Add an inner try-catch block in the finally block of the outer exception handler to prevent losing exception information:

private void PreventLossOfExeptionFormat()
{
   try
   {
       // ... 
   }
   catch(Exception e)
   {
       Console.WriteLine("Error message == " + e.Message);
       throw;
   }
   finally
   {
       try
       { 
          // ...
       }
       catch(Exception e)
       {
           Console.WriteLine("An unexpected error occured in the finally block. Error message: " + e.Message);
       }
   }
}

How is the outer exception getting into the inner one? I understand that in the outer catch block it's getting thrown into the finally block, but does it then get immediately caught in the catch of the finally block or what is the point of the try inside there? Because if there is already an exception raised then there's nothing to try ...

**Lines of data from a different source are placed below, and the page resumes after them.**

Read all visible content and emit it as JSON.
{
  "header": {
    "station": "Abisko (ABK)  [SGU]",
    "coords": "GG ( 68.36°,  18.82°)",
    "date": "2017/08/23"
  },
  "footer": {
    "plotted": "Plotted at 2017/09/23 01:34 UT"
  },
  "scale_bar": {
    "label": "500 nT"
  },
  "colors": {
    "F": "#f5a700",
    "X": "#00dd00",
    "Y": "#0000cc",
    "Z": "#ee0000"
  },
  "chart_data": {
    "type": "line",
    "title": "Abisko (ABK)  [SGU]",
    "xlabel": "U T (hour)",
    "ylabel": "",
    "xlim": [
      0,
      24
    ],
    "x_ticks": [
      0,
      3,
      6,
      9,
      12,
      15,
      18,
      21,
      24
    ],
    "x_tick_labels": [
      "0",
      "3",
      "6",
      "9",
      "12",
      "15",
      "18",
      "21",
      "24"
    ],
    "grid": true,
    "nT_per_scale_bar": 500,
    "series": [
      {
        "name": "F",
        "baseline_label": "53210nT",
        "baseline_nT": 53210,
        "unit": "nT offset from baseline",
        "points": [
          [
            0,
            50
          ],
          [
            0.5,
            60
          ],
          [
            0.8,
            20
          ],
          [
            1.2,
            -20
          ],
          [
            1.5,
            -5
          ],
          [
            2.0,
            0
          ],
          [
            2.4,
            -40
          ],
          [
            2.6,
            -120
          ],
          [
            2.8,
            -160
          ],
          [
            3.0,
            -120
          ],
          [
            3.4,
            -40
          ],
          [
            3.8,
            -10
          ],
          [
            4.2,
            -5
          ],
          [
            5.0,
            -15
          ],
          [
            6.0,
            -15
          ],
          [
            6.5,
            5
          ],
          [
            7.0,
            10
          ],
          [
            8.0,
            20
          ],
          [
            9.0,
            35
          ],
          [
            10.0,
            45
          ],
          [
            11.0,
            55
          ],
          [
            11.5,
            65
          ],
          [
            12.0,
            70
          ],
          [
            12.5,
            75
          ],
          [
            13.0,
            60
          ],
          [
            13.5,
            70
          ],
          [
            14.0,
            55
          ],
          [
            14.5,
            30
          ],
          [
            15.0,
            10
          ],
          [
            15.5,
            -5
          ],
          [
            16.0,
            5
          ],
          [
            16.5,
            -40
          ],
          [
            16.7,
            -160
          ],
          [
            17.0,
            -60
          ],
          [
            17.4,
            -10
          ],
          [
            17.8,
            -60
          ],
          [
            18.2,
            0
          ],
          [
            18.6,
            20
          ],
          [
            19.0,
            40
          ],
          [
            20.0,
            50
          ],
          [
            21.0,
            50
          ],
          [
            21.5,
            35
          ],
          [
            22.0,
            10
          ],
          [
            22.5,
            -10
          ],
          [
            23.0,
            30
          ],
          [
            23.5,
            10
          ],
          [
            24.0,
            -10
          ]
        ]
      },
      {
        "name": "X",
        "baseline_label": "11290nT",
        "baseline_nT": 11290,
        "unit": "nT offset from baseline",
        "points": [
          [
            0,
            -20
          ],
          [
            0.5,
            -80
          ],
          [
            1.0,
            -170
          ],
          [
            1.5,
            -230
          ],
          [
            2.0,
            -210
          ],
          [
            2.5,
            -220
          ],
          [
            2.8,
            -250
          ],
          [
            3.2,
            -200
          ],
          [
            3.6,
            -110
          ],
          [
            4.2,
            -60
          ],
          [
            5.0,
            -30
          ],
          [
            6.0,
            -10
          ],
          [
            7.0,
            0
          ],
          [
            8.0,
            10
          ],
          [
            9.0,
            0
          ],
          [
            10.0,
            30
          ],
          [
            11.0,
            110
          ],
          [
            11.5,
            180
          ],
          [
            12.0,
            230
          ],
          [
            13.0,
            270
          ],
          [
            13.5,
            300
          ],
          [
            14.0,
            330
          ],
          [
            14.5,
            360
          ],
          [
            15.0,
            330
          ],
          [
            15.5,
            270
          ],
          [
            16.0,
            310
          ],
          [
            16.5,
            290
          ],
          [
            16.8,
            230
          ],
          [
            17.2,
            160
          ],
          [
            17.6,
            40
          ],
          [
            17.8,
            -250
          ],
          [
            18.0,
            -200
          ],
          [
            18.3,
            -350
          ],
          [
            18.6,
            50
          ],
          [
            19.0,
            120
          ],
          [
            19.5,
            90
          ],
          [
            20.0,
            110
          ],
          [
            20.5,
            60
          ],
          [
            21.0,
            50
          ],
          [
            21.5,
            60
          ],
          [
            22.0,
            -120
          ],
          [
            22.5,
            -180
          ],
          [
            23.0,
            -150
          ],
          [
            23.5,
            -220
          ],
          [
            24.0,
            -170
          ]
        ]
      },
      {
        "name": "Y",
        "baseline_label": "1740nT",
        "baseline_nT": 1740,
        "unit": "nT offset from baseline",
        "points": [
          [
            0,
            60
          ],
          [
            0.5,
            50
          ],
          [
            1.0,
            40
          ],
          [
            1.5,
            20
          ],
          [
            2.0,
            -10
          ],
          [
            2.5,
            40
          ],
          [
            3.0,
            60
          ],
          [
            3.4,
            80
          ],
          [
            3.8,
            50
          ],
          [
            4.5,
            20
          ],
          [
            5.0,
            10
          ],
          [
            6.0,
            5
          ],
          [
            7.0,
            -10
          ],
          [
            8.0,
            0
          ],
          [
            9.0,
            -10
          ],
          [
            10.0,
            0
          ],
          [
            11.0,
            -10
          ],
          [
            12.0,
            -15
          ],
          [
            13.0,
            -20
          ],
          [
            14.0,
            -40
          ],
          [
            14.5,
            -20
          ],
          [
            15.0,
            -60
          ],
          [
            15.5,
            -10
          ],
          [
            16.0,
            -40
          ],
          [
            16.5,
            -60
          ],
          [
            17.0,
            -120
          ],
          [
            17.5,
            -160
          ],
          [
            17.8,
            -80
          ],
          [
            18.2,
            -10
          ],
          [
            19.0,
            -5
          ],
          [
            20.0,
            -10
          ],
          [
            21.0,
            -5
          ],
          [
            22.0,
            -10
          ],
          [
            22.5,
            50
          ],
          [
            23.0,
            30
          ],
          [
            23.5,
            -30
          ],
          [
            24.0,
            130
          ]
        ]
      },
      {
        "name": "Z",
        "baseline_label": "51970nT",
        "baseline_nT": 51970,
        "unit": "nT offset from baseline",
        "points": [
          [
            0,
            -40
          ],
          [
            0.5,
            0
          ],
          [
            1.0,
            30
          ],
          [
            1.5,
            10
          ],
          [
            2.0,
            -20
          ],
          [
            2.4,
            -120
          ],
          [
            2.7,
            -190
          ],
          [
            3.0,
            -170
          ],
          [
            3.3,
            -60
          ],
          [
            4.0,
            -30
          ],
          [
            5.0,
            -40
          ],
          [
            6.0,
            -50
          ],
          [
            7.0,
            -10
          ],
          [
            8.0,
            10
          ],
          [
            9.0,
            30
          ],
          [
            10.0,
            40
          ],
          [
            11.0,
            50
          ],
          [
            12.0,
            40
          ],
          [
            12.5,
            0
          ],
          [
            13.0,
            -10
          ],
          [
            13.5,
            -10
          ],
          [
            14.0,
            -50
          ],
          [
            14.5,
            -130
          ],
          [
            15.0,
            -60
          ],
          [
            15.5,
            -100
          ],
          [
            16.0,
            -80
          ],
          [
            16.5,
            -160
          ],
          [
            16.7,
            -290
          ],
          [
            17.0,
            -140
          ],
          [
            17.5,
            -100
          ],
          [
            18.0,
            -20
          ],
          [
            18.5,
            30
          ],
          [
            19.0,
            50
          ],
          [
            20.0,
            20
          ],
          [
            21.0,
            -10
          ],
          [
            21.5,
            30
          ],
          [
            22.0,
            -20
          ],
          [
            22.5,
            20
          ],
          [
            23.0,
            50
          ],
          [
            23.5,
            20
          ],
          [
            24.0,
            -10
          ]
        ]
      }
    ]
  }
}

How is the outer exception getting into the inner one?

It is not.

I understand that in the outer catch block it's getting thrown into the finally block

Yes.

Because if there is already an exception raised then there's nothing to try

You seem to ignore what is obvious to read. The inner try catch in the outer finally is there to catch an exception in the lines that you marked as

// ...

Ie finally is suppose to do something that MAY THROW IT'S OWN EXCEPTION.

Remember that the finally block is always called, whether you have an outer exception or not (it's not triggered by the outer throw ). The finally block may trigger it's own exception, which is what the inner catch will catch.